Почти на одном дыхании произнеся столь длинную тираду, Геннадий Ильич пододвинул пепельницу, повертел в руках предложенную ему сигару, понюхал её и положил обратно в коробку. Достал из кармана мятую пачку "Явы", ловко выщелкнул в рот белый цилиндрик и, закурив, обернулся лицом к окну — будто бы из вежливости, дабы выдыхаемый дым ни в коем случае не коснулся женщины.
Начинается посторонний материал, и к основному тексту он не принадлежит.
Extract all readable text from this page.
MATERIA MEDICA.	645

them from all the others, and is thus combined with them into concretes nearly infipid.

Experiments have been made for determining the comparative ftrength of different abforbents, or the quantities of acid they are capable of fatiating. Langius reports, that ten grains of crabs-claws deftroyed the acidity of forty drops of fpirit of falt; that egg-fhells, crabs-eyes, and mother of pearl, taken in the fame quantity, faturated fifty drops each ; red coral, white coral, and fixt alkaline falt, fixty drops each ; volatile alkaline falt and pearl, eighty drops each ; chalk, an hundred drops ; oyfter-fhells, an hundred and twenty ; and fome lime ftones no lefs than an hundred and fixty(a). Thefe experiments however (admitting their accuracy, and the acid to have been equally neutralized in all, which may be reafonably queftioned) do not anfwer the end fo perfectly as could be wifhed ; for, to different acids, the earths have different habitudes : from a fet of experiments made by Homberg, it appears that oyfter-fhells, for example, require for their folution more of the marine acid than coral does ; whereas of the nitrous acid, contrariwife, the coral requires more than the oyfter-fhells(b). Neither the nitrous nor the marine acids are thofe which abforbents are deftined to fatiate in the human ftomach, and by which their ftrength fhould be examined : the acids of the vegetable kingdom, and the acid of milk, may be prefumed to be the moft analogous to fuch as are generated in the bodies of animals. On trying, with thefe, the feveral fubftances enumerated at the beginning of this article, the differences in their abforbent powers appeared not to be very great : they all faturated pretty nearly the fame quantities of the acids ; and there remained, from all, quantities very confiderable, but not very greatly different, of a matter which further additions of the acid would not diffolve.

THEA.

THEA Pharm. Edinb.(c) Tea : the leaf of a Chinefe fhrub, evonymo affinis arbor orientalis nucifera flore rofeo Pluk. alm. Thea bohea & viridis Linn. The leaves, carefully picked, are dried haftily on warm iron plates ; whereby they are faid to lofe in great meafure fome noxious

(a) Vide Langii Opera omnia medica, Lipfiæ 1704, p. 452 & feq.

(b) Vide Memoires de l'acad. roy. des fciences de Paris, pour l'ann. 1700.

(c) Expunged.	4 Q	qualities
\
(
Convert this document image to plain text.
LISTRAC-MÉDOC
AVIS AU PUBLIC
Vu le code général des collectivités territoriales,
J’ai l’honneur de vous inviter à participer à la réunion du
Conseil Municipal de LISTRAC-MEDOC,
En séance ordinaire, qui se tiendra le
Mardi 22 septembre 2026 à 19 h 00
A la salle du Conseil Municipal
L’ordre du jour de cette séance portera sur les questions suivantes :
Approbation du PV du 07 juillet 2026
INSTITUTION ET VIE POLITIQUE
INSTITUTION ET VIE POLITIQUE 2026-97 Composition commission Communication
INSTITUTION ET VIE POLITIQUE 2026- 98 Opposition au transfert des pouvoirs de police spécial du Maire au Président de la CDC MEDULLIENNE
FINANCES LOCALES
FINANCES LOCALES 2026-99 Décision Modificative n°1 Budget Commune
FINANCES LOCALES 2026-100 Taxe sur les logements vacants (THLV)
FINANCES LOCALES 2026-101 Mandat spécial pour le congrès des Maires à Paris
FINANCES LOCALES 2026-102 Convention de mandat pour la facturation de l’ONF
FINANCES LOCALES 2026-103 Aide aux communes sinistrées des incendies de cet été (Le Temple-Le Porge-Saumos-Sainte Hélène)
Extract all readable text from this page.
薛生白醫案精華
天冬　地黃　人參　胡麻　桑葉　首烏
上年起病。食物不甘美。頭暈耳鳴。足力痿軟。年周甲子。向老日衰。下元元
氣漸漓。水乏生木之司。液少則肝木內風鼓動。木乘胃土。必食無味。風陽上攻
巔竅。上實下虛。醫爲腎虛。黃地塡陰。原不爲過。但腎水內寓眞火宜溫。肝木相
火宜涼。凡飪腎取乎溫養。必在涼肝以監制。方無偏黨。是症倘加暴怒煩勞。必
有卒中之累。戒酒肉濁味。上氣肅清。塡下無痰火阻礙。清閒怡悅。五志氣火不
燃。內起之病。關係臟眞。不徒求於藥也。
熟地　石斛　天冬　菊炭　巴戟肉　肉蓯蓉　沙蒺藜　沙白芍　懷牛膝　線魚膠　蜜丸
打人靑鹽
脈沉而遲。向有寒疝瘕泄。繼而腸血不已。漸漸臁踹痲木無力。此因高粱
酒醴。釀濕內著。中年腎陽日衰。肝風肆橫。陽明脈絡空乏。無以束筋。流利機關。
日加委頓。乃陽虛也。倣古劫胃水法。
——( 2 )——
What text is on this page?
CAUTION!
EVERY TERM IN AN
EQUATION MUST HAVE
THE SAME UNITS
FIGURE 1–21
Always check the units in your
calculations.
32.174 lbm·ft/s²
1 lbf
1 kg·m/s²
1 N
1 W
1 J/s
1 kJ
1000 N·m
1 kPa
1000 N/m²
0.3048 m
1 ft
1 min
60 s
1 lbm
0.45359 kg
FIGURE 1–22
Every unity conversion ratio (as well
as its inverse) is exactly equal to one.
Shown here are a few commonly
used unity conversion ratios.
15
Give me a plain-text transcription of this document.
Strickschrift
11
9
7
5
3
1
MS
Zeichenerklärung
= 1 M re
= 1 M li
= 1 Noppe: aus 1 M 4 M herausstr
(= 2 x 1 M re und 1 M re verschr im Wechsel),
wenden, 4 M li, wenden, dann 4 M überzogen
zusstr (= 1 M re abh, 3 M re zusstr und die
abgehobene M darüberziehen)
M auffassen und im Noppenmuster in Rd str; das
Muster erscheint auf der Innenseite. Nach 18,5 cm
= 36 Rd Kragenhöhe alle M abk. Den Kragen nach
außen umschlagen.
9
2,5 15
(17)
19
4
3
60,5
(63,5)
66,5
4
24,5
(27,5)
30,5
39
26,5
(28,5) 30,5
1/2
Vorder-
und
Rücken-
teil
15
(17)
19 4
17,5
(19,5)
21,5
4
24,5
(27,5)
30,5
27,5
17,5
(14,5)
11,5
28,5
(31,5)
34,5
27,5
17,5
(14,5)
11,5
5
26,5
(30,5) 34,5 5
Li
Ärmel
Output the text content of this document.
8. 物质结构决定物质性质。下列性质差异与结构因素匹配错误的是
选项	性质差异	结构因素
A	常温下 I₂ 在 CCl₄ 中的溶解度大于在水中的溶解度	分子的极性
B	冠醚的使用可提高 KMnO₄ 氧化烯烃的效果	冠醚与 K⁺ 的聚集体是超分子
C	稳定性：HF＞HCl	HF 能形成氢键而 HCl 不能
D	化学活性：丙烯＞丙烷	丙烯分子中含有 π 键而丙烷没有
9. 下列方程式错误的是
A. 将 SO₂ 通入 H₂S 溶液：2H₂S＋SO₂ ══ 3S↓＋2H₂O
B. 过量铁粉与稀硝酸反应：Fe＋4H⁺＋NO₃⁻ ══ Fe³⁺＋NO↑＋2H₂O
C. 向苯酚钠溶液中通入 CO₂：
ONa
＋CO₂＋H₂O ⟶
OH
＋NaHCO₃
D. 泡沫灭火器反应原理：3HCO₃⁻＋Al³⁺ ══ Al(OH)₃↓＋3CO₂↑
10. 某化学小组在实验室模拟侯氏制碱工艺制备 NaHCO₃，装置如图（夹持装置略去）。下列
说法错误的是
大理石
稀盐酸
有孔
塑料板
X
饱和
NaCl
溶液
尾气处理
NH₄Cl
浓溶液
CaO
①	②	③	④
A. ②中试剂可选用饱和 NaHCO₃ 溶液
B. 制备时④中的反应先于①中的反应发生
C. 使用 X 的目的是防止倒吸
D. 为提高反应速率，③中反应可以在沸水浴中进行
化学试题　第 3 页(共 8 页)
Пауза затягивалась. Алла Анатольевна взяла было бокал с вином, поставила его обратно на столик, в большой пузатый фужер налила коньяка и, словно водку, выпила в три крупных глотка. Встала, подошла к зеркалу, поправила причёску, вернулась, закурила тонкую сигарету, села в кресло и, затянувшись подряд два раза, обратилась к Брызгалову:
— Вы, Геннадий Ильич, не спросили — но ведь хотели, правда? — как я терпела такого мужа? С его, скажем так, весьма эксцентричными увлечениями? С его постоянными — чего уж, с рабынями он в половые связи вступал, конечно! — изменами? Спасибо, что не спросили, но я всё равно скажу.
Слова вдове Игоря Олеговича давались нелегко: она то глубоко затягивалась, то отпивала глоток вина или сока — однако, решившись говорить, более не останавливалась, и в её монолог майору с трудом удалось вставить короткую реплику.